The Role of China in Global Footwear Production
China remains a dominant player in the global footwear industry, producing 54.6% of the world’s shoes as of 2022. Despite this, the reliance on Chinese manufacturing has been decreasing for many branded footwear companies due to rising labor costs, trade tariffs, and geopolitical concerns.
Diversification of Manufacturing Locations
In response to tariffs and other trade uncertainties, many companies have shifted their production to alternative countries. Notable destinations include Vietnam, Indonesia, Cambodia, and the Philippines. These regions offer lower labor costs and favorable trade agreements, making them attractive options for large-scale manufacturing.
Production Statistics for Leading Athletic Brands
1. New Balance:
New Balance employs a diversified production strategy, manufacturing shoes in the United States, United Kingdom, Vietnam, Indonesia, and China.
This approach allows the company to cater to multiple markets and mitigate the risks associated with over-reliance on one region.
2. Hoka:
Approximately 80% of Hoka’s shoes are produced in China and Vietnam, with the remaining 20% manufactured in the Philippines, Cambodia, and the Dominican Republic.
3. On Running:
On Running’s production spans China, Vietnam, and Latvia.
The brand leverages these locations to maintain supply chain resilience and support its growing market share.
4. Brooks:
Brooks produces 55% of its footwear in Vietnam and 45% in China.
Vietnam's increasing role highlights its prominence as a key manufacturing hub for the athletic footwear industry.
Key Benefits of Diversification
Reduced Tariff Exposure: By manufacturing in countries with favorable trade agreements, companies avoid steep import duties.
Supply Chain Resilience: Spreading production across multiple countries ensures continuity in case of disruptions in one region.
Cost Efficiency: Lower labor costs in countries like Vietnam and Indonesia help brands remain competitive in the global market.
Understanding Tariff Risks
While diversification mitigates some risks, China’s significant share in global footwear manufacturing ensures that tariffs on Chinese imports still affect a portion of the industry. For example:
Smaller brands or those with a higher reliance on Chinese manufacturing may experience pricing pressures.
Tariff engineering—modifying product designs to fit into lower tariff categories—has become a common strategy for reducing costs.
Key Takeaways
China’s Role is Shifting but Crucial: China continues to play a major role in the footwear industry, but its dominance is gradually declining as brands diversify production.

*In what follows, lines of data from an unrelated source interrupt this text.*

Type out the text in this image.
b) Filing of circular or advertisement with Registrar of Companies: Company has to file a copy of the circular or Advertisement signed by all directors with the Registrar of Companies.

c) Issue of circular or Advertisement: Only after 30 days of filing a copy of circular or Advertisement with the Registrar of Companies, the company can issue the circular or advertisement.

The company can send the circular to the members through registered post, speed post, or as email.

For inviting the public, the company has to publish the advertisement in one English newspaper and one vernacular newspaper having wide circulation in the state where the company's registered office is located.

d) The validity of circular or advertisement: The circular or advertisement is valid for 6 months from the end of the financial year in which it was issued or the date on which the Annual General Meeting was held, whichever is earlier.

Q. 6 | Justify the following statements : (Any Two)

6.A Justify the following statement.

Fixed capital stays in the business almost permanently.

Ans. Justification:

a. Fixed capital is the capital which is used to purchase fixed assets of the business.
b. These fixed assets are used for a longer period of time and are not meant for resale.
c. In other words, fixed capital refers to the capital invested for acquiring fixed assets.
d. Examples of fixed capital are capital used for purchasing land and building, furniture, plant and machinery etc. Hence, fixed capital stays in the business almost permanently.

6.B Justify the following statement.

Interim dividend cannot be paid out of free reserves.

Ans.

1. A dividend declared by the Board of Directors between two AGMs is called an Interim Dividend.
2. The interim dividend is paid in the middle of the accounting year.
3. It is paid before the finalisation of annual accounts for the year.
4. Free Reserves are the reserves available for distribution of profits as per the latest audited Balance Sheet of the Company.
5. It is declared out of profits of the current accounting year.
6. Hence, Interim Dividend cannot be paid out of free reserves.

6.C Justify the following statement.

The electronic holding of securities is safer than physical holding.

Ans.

Athletic Brands Lead in Diversification: Companies like New Balance, Hoka, On Running, and Brooks have strategically moved significant portions of their production to countries like Vietnam, Indonesia, and the Philippines.
Tariff Impacts Are Mitigated: Diversification reduces exposure to tariffs, but brands must remain vigilant about evolving trade policies and global market conditions.
Sources
Statista: "China's Share of Global Shoe Production"
That Running Thing: "Which Running Shoes Are Not Made in China?"
GQ: "Nike and Adidas Are Moving Production Out of China"
Marketplace: "The Chinese Manufacturers Behind U.S. Shoe Brands"
World Population Review: "Shoe Production by Country Statistics"
This article provides insights into how the footwear industry navigates tariffs and trade policies, offering valuable context for businesses and consumers alike.